(332c) An In Vivo Examination of the Vesosome, a Novel Multi-Compartment Drug Carrier
AIChE Annual Meeting
2008
2008 Annual Meeting
Materials Engineering and Sciences Division
Biomaterials for Drug Delivery II
Tuesday, November 18, 2008 - 3:55pm to 4:15pm
An optimal drug delivery vehicle should circulate in the body long enough to reach the site of illness or disease and also localize itself at the desired site to consequently deliver its contents at a rate appropriate for maximum therapeutic benefit. It should also possess a large drug loading capacity and retain its contents over the course of treatment. While liposomal systems have experienced success with extending circulation, content retention and controlled release remain problematic. The vesosome ? a large lipid bilayer enclosing many smaller liposomes ? is the most suitable candidate for addressing these issues. The external lipid bilayer offers a second barrier of protection for interior components and also serves as the anchor for active targeting components. Furthermore, internal compartmentalization permits customization of separate environments for multiple therapeutics and release triggers, highlighting the vesosome's potential as a single site, single dose, multiple component drug treatment.

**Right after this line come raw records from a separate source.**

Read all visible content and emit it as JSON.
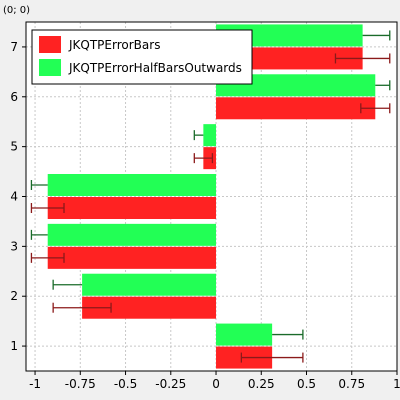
{
  "coordinate_readout": "(0; 0)",
  "chart_data": {
    "type": "bar",
    "orientation": "horizontal",
    "categories": [
      1,
      2,
      3,
      4,
      5,
      6,
      7
    ],
    "xlim": [
      -1.05,
      1.0
    ],
    "ylim": [
      0.5,
      7.5
    ],
    "xticks": [
      -1,
      -0.75,
      -0.5,
      -0.25,
      0,
      0.25,
      0.5,
      0.75,
      1
    ],
    "xtick_labels": [
      "-1",
      "-0.75",
      "-0.5",
      "-0.25",
      "0",
      "0.25",
      "0.5",
      "0.75",
      "1"
    ],
    "yticks": [
      1,
      2,
      3,
      4,
      5,
      6,
      7
    ],
    "ytick_labels": [
      "1",
      "2",
      "3",
      "4",
      "5",
      "6",
      "7"
    ],
    "grid": true,
    "legend_position": "top-left",
    "series": [
      {
        "name": "JKQTPErrorBars",
        "color": "#ff2222",
        "error_color": "#8b1a1a",
        "error_style": "symmetric",
        "values": [
          0.31,
          -0.74,
          -0.93,
          -0.93,
          -0.07,
          0.88,
          0.81
        ],
        "errors": [
          0.17,
          0.16,
          0.09,
          0.09,
          0.05,
          0.08,
          0.15
        ]
      },
      {
        "name": "JKQTPErrorHalfBarsOutwards",
        "color": "#22ff55",
        "error_color": "#1a6b2a",
        "error_style": "half-outwards",
        "values": [
          0.31,
          -0.74,
          -0.93,
          -0.93,
          -0.07,
          0.88,
          0.81
        ],
        "errors": [
          0.17,
          0.16,
          0.09,
          0.09,
          0.05,
          0.08,
          0.15
        ]
      }
    ]
  }
}
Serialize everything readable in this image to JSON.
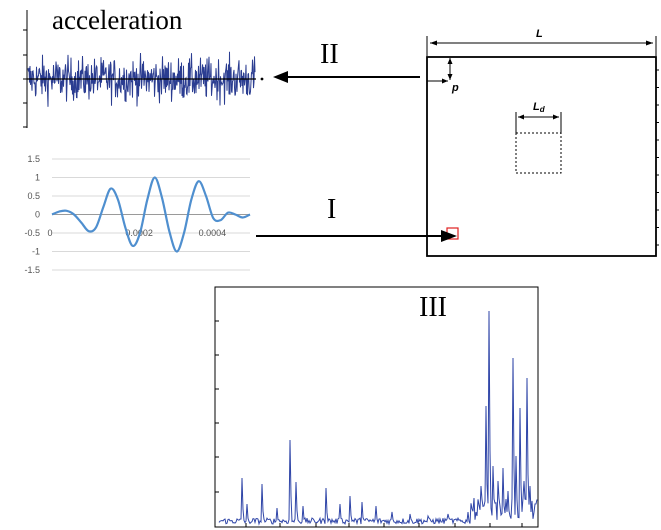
{
  "title": "acceleration",
  "labels": {
    "path_I": "I",
    "path_II": "II",
    "panel_III": "III",
    "dim_L": "L",
    "dim_Ld": "L",
    "dim_Ld_sub": "d",
    "dim_p": "p"
  },
  "colors": {
    "signal": "#2b3d91",
    "pulse": "#4f8fcf",
    "spectrum": "#3046a8",
    "marker": "#e02020",
    "line": "#000000",
    "grid": "#d9d9d9"
  },
  "pulse_chart": {
    "type": "line",
    "yticks": [
      "1.5",
      "1",
      "0.5",
      "0",
      "-0.5",
      "-1",
      "-1.5"
    ],
    "xticks": [
      "0",
      "0.0002",
      "0.0004"
    ],
    "ylim": [
      -1.5,
      1.5
    ],
    "xlim": [
      0,
      0.00054
    ],
    "grid": true,
    "x": [
      0,
      2e-05,
      4e-05,
      6e-05,
      8e-05,
      0.0001,
      0.00012,
      0.00014,
      0.00016,
      0.00018,
      0.0002,
      0.00022,
      0.00024,
      0.00026,
      0.00028,
      0.0003,
      0.00032,
      0.00034,
      0.00036,
      0.00038,
      0.0004,
      0.00042,
      0.00044,
      0.00046,
      0.00048,
      0.0005,
      0.00052,
      0.00054
    ],
    "y": [
      0.0,
      0.08,
      0.1,
      0.0,
      -0.22,
      -0.45,
      -0.35,
      0.2,
      0.7,
      0.4,
      -0.35,
      -0.85,
      -0.5,
      0.4,
      1.0,
      0.45,
      -0.45,
      -1.0,
      -0.5,
      0.4,
      0.9,
      0.5,
      -0.1,
      -0.15,
      0.05,
      0.0,
      -0.08,
      0.0
    ]
  }
}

The processes of vesosome formation and functionalization are based on the phase behavior exhibited by homogeneous lipid mixtures. Although slight changes in lipid composition, such as the addition of PEG-lipids or fluorescently-labeled lipids, may have a large impact on the structures that form, vesosome formation can still be achieved using heterogeneous lipid mixtures, a success vital to moving the vesosome toward in vivo studies. A variety of microscopy techniques, including freeze-fracture and cryo transmission electron microscopy as well as fluorescence and confocal microscopy, are used to characterize these functionalized drug carriers.
To assess the viability of the vesosome as a drug carrier, the in vivo lifetimes and biodistribution of various formulations were examined in mice. Our work examines how these properties are affected by lipid composition and the addition of other functional components, including ones for controlled release and active targeting.